Many object-oriented systems came into being via a combination of iterative and incremental development (see [Boo94] [GR95] [JGJ97] [Ree96]). That is, the original development team recognized their lack of problem domain expertise and therefore invested in a learning process where each learning phase resulted in a new system release. It is worthwhile to reconstruct that learning process because it will help you to understand the rationale embodied in the system design.
One way to reconstruct the learning process is to recover its primitive steps. In object-oriented parlance, these steps are called refactorings and consequently this pattern tells you how to recover refactorings like they have been applied in the past. The technique itself compares two subsequent releases of the source code identifying entities that decrease in size, because that’s the typical symptom of functionality that has been moved elsewhere.
We ran an experiment on three medium-sized systems implemented in Smalltalk. As reported in [DDN00], these case studies suggest that some simple heuristics can support the reverse engineering process by focusing attention on parts of the system where functionality has been removed. This way, we could for instance detect where a class had been split or where methods have been moved to a sibling class. Of course these refactorings must be examined in further detail to guess the intent behind the refactoring. This is never easy but in our experience has proven worthwhile. In one particular case for instance, we discovered several classes where methods had been moved to sibling classes. Closer examination revealed that the reengineer was moving these methods to break circular dependencies and was in fact introducing a layer.
Other researchers also report on examining changes to support the reverse engineering process.
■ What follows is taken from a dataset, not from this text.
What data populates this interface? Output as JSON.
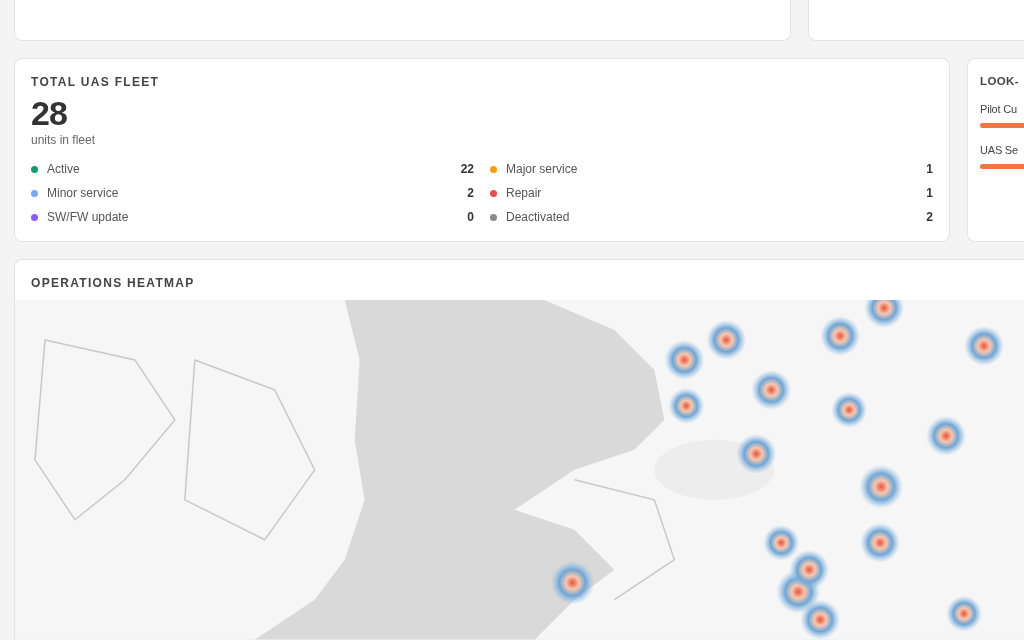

For instance, Ball et al. annotate code views with colors showing code age [BE96]. On the other hand, Jazayeri et al. use a three-dimensional visual representation for examining a system’s software release history [JGR99]. The same people have also investigated which change requests affect which software modules to detect logical dependencies between software modules [GHJ98].
Now that you discovered some stable parts in the design, you will probably want to reuse them. In that case take some precautions: first document the interfaces of that part (see Look for the Contracts) and then write the corresponding test cases (see Test the Interface, Not the Implementation).
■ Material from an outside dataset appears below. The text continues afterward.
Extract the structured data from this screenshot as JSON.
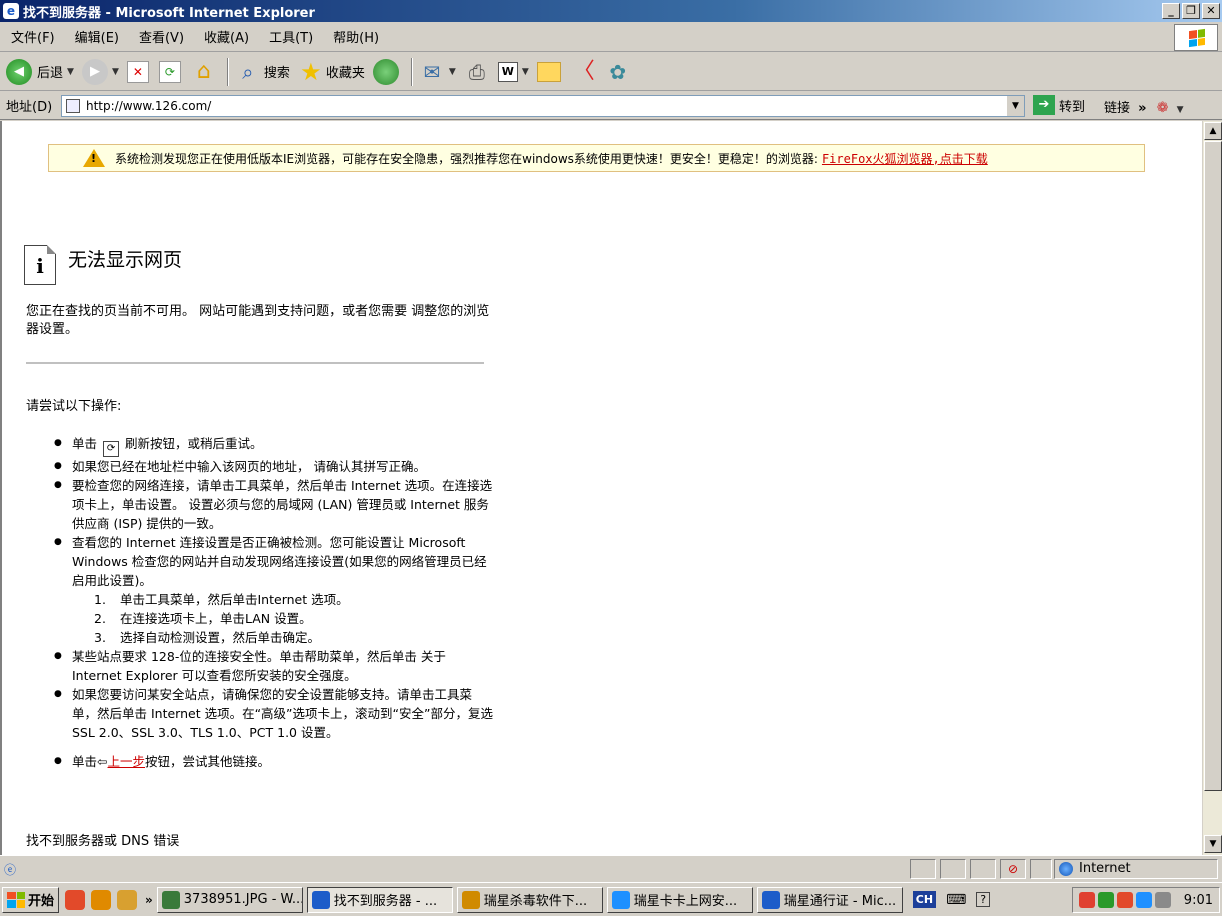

On the other hand, the unstable parts of the design should probably be dismissed. Nevertheless, if the unstable part seems crucial for your reengineering project, then you must seek which change requests caused the instability. In that case, Chat with the Maintainers or even Interview During Demo and based on this knowledge decide how to restructure that part so that it is better suited for the kind of change requests that come in.
- Note that some configuration management systems keep track of renaming operations which will of course alleviate the problem.